Musicians' Village, photo by M. Silberman via Flickr

Musicians’ Village will host The Slow Drop, an immersive sound art experience

The Slow Drop, a new work of sound art by the artist duo Angel Nevarez and Valerie Tevere in collaboration with musicians living in New Orleans Musicians’ Village, will debut on Saturday, October 8, from 3 to 5 p.m. The work will feature a spatial music performance that builds upon the talents of resident musicians and can be experienced via six access points along Bartholomew Street and N. Prieur Street. The program includes a participatory ancestral tribute to Musicians’ Village founding resident Council Chief Joseph Jenkins. The tribute will be in the Black Indian tradition of New Orleans and will feature Big Chiefs Kevin Goodman and Kevin Turner.

Walking through the Musicians’ Village, a post-Hurricane Katrina affordable housing initiative and artist community, the public will participate in an immersive auditory experience—a neighborhood score—where music, voices, and sounds accumulate and travel across the neighborhood. Elements of the event will form the basis for a multi-channel video installation to open at the New Orleans Jazz Museum on December 2 as part of the annual Sound Collage Festival and Improvisations fundraiser.

Collaborating musicians include Danny Abel (guitar), Sam Albright (upright bass), Denise Bonis (violin), Tom Chute (percussions), Sula Janet Evans (vocals), Helen Gillet (cello), Edward Lee Jr. (sousaphone), Thomas McDonald (bass guitar), Margie Perez (vocals), Troy Sawyer (trumpet), Gabriel Velasco (production coordination), and Chip Wilson (guitar).

Participants in the ancestral tribute to Council Chief Joe Jenkins include Big Chiefs and artists Kevin Turner and Kevin Goodman, with Princess Ariya (vocals), Little Warrior Deliam (vocals), Warrior Marley (vocals), Ambassador Queen Jamilah Yejide Peters-Muhammad (shekere), Baba Luther Gray (djembe), and Aaron “Ace” Washington (bass drum).

The Slow Drop is curated by Anna Mecugni. The ancestral tribute to Council Chief Joe Jenkins is co-curated by Maroon Queen Reesie (Cherice Harrison-Nelson) along with Goodman and Turner.

The event is free and open to the public.

For more information, visit theslowdrop.org.

Project partners include the New Orleans Jazz Museum, New Orleans Area Habitat for Humanity, Katapult Events, WWOZ, Prospect New Orleans, and the University of New Orleans School of the Arts.

Tthe Musicians’ Village stretches over three blocks with a series of more than 70 colorful shotgun houses.

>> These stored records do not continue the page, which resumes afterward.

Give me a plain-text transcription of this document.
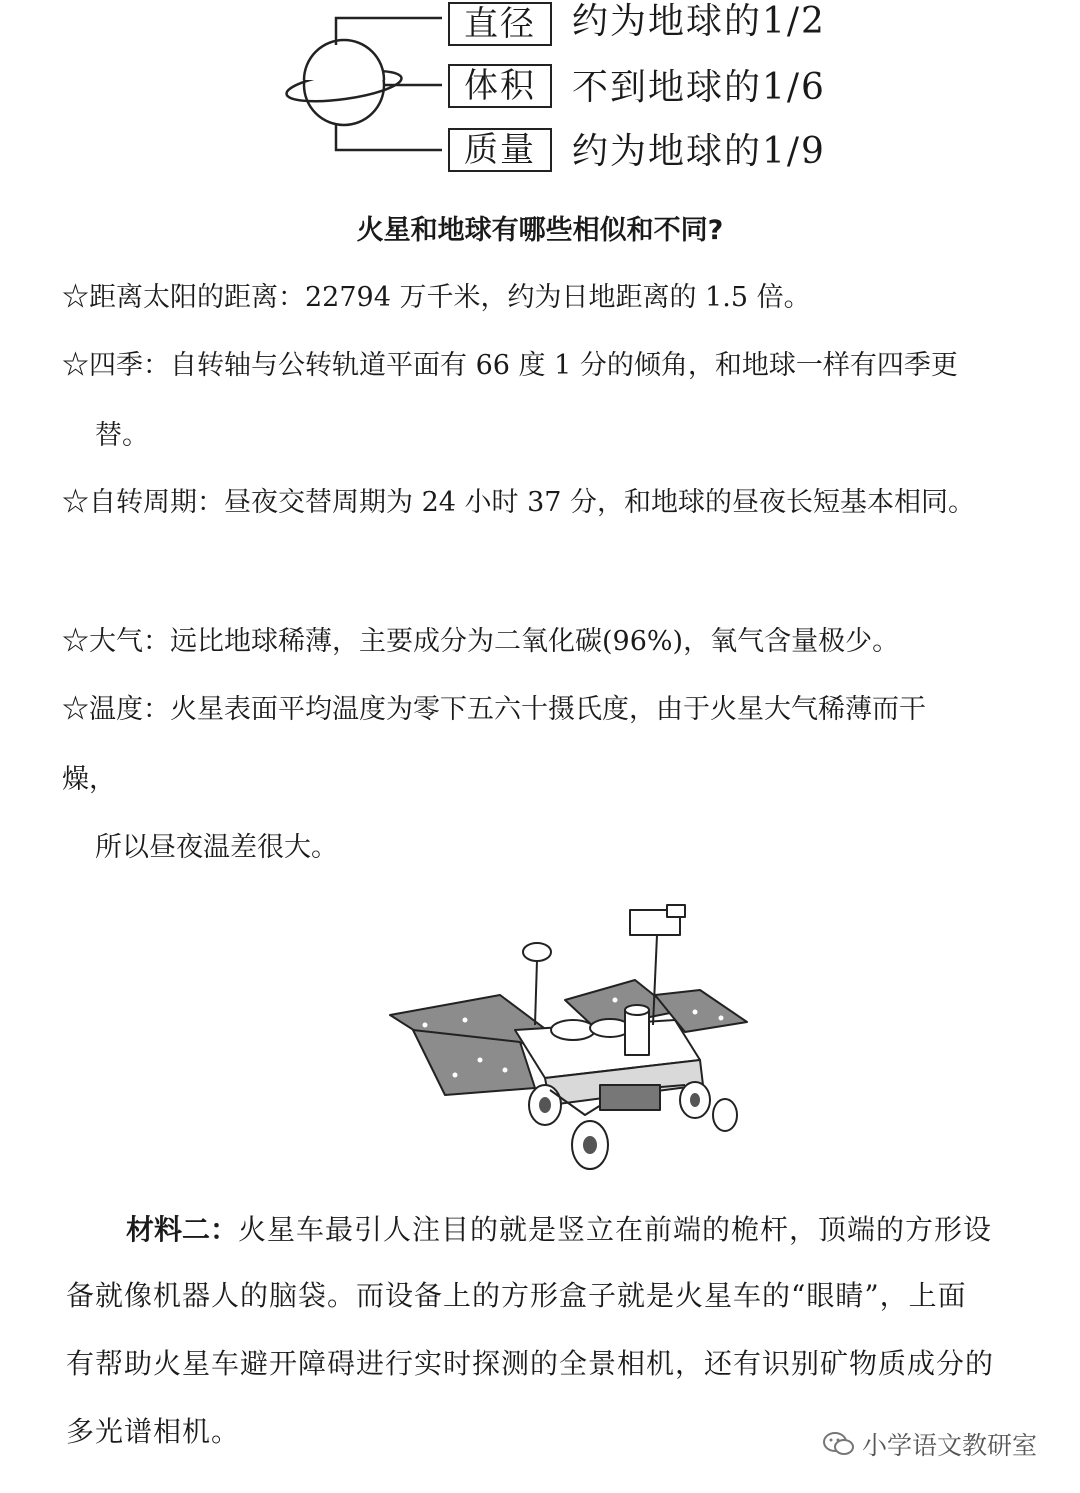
直径	约为地球的1/2
体积	不到地球的1/6
质量	约为地球的1/9
火星和地球有哪些相似和不同?
☆距离太阳的距离：22794 万千米，约为日地距离的 1.5 倍。
☆四季：自转轴与公转轨道平面有 66 度 1 分的倾角，和地球一样有四季更
替。
☆自转周期：昼夜交替周期为 24 小时 37 分，和地球的昼夜长短基本相同。
☆大气：远比地球稀薄，主要成分为二氧化碳(96%)，氧气含量极少。
☆温度：火星表面平均温度为零下五六十摄氏度，由于火星大气稀薄而干
燥，
所以昼夜温差很大。
材料二：火星车最引人注目的就是竖立在前端的桅杆，顶端的方形设
备就像机器人的脑袋。而设备上的方形盒子就是火星车的“眼睛”，上面
有帮助火星车避开障碍进行实时探测的全景相机，还有识别矿物质成分的
多光谱相机。	小学语文教研室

Acclaimed recording artists from New Orleans spearheaded this housing development to bring musicians back to the city in the aftermath of Hurricane Katrina. They partnered with the non-profit organization New Orleans Area Habitat for Humanity (NOAHH), an affiliate of Habitat for Humanity International, whose mission is to bring together people to build—and rebuild—homes and communities. Since its establishment in 1983, NOAHH has built over 600 affordable homes in New Orleans using a sustainable model of zero-interest loans and sweat equity in place of traditional down payments. As hurricane-damaged areas have historically paved the way to gentrification, NOAHH has helped contrast this trend.